Murthy had abstained from the resolution on raising Rao’s salary. Only 24% of promoter shares voted in favour of the resolution while the rest abstained.
The proposal was placed before the shareholders and the recommendations have been approved by 67.5% of them while 32.5% voted against the proposal.
Among non-promoters, 24.5% institutional investors and over 67% non-institutional shareholders voted against the proposal.
Infosys said the revision that had been rolled out for several members of the senior leadership team was “focused on making Infosys more competitive, is benchmarked against peers” and is critical to retaining key talent.
The fresh rift comes barely two months after a similar face-off between the founders and management on issues like CEO salary hike and severance package to former employees.
Infosys said it viewed Murthy’s statement as “important feedback” and will continue to work with all stakeholders to ensure long-term interest of the company.
Explaining the increase, Infosys said the cash component of Rao’s package had decreased by 10.6 % to Rs 4.6 crore from Rs 5.2 crore.
Former Infosys executives like Balakrishnan and Mohandas Pai have rallied behind Murthy.

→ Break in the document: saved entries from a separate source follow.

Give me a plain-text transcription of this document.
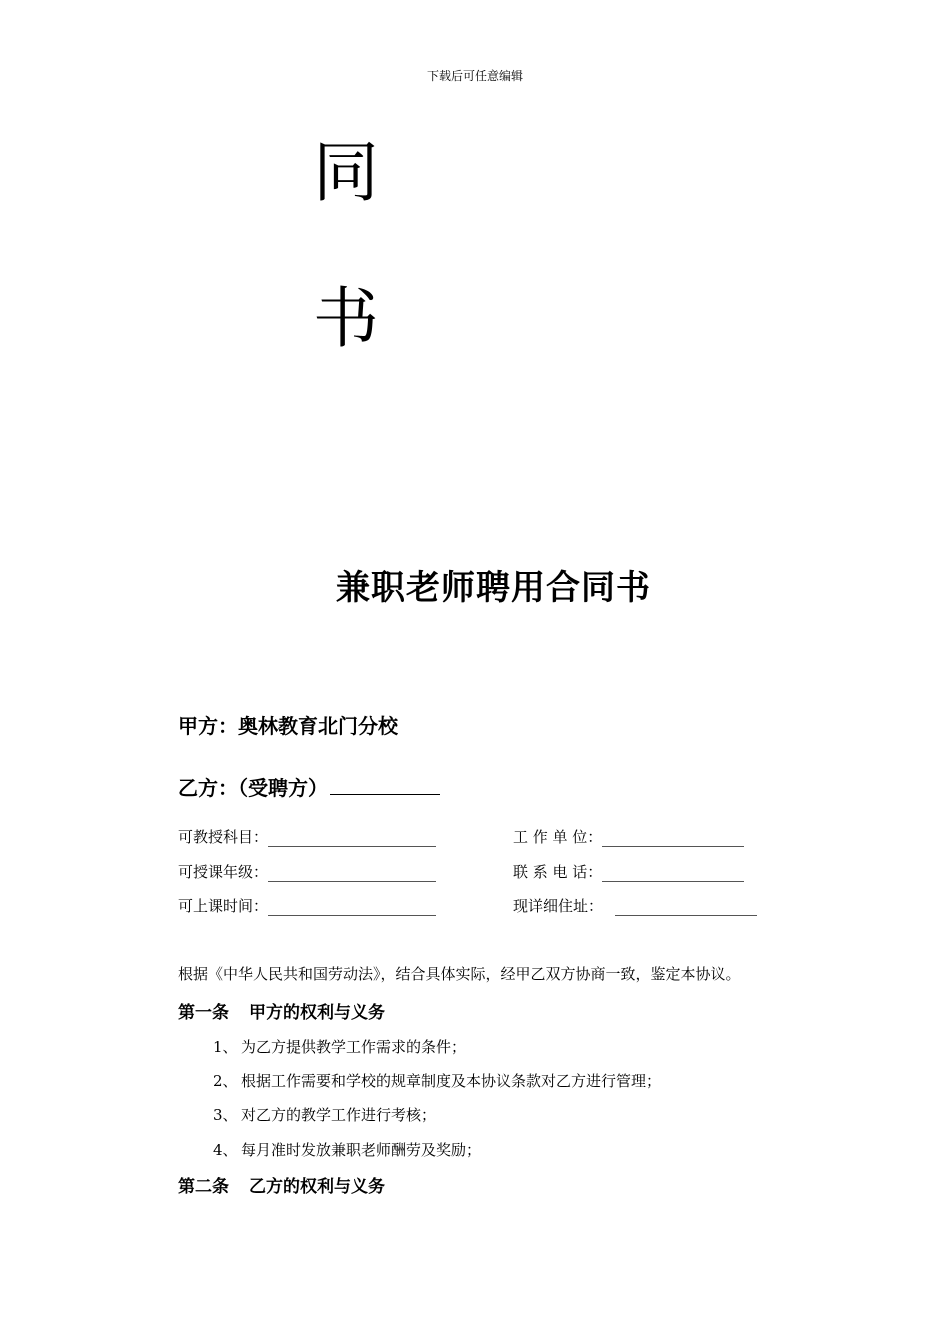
下载后可任意编辑
同
书
兼职老师聘用合同书
甲方：奥林教育北门分校
乙方：（受聘方）
可教授科目：
可授课年级：
可上课时间：
工 作 单 位：
联 系 电 话：
现详细住址：
根据《中华人民共和国劳动法》，结合具体实际，经甲乙双方协商一致，鉴定本协议。
第一条 甲方的权利与义务
1、 为乙方提供教学工作需求的条件；
2、 根据工作需要和学校的规章制度及本协议条款对乙方进行管理；
3、 对乙方的教学工作进行考核；
4、 每月准时发放兼职老师酬劳及奖励；
第二条 乙方的权利与义务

The executives, who were part of the leadership team for a significant part of their careers, highlighted that there are corporate governance lapses at Infosys that need to be checked.
Balakrishnan, who served as CFO, said there was a need for reconstituting the company board as the golden standards of governance and value system that Infosys was known for, are “being decimated under the current leadership”.
Pai, on his part, said since Infosys is an Indian company, it should follow Indian standards for compensation.
Murthy, along with Balakrishnan and Pai, has previously publicly aired his views on what he refers to as falling governance standards at Infosys.
In February, Murthy had questioned the steep severance payments made to former employees, Rajiv Bansal and David Kennedy, asking if the same was “hush money”.
The tussle also saw whistleblowers sending letters to market regulator Sebi alleging irregularities in Infosys’ USD 200 million acquisition of Israeli firm Panaya.
The company, however, had refuted all allegations, saying these are “misleading”. Sikka and Seshasayee had also called a press conference to explain the company’s stand on the issues pointed out by the promoters.